I'm not having a go at you, it is just funny to have uncommon knowledge of metallurgy as you do but not know that the only elements that exhibit ferromagnetic properties are iron, cobalt and nickel.
I don't think either of us thought AL was ferromagnetic, I know I did, and I am sure Allan did to.... I was more asking about the implications of it being paramagnetic.


You've effectively got a single turn ( psu+electronics+spark gap+work) coil - which ,with a current flowing, generates a magnetic field.

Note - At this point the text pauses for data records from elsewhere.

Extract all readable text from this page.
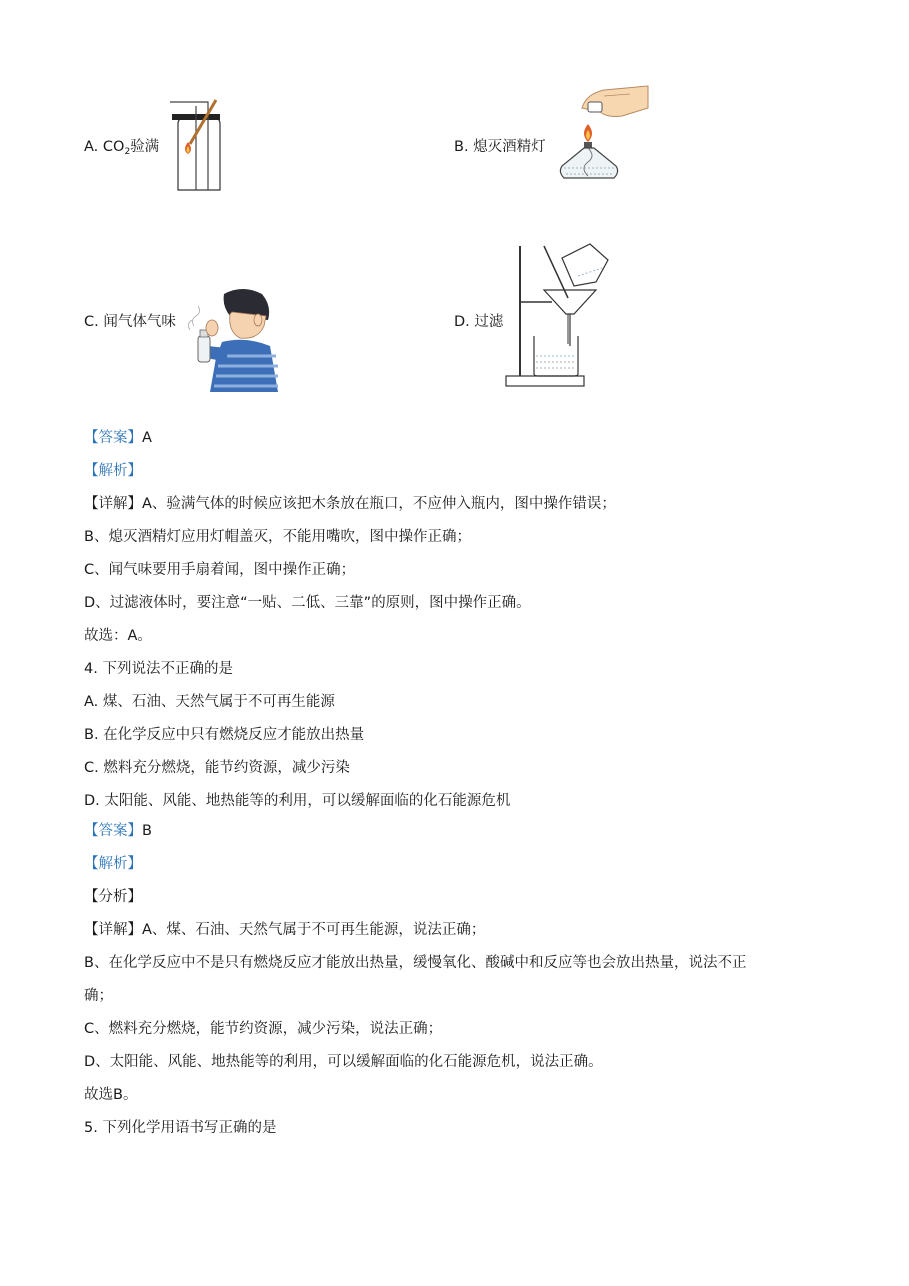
A. $CO_2$验满	B. 熄灭酒精灯
C. 闻气体气味	D. 过滤
【答案】A
【解析】
【详解】A、验满气体的时候应该把木条放在瓶口，不应伸入瓶内，图中操作错误；
B、熄灭酒精灯应用灯帽盖灭，不能用嘴吹，图中操作正确；
C、闻气味要用手扇着闻，图中操作正确；
D、过滤液体时，要注意“一贴、二低、三靠”的原则，图中操作正确。
故选：A。
4. 下列说法不正确的是
A. 煤、石油、天然气属于不可再生能源
B. 在化学反应中只有燃烧反应才能放出热量
C. 燃料充分燃烧，能节约资源，减少污染
D. 太阳能、风能、地热能等的利用，可以缓解面临的化石能源危机
【答案】B
【解析】
【分析】
【详解】A、煤、石油、天然气属于不可再生能源，说法正确；
B、在化学反应中不是只有燃烧反应才能放出热量，缓慢氧化、酸碱中和反应等也会放出热量，说法不正
确；
C、燃料充分燃烧，能节约资源，减少污染，说法正确；
D、太阳能、风能、地热能等的利用，可以缓解面临的化石能源危机，说法正确。
故选B。
5. 下列化学用语书写正确的是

This will tend to magnetise anything nearby.

Try smacking it with a hammer once in a while !

I guess I just didn't recognize that it was a single turn.  And in reading about de-magnetizing , physical abuse (ie hammer strike) was one of the ways, so it doesn't seem silly to me, it is however, impractical as a strike hard enough to accomplish this, would knock the part out of alignment.

So I am not done with this project, but I have to build a deck now, so there is unlikely to be any updates in the next week-10days but I will be sure to update you all as soon as I get back to it.

PedantEngineer

The part has to be steel, I could use an austenitic stainless steel (currently its 17-4 SS, a martensitic steel).  same goes for the fixture, but I could make it out of aluminum (does AL become magnetic?no iron so I think no?)  Materials that are electrically conductive and wont become magnetic are kinda slim, as suggestions other than what I have mentioned?
Not to pick hairs here but "does AL become magnetic?no iron so I think no?" is not a question about Al being paramagnetic as per your clarification in #132.

mtraven

Not to pick hairs here but "does AL become magnetic?no iron so I think no?" is not a question about Al being paramagnetic as per your clarification in #132.
hence the need for clarification.

look man, I am farmer & machinist, I am doing my best. If I knew all this shit, I wouldn't be on here seeking help.   If you have no useful advice, there is no need to hear from you.  Thanks for following.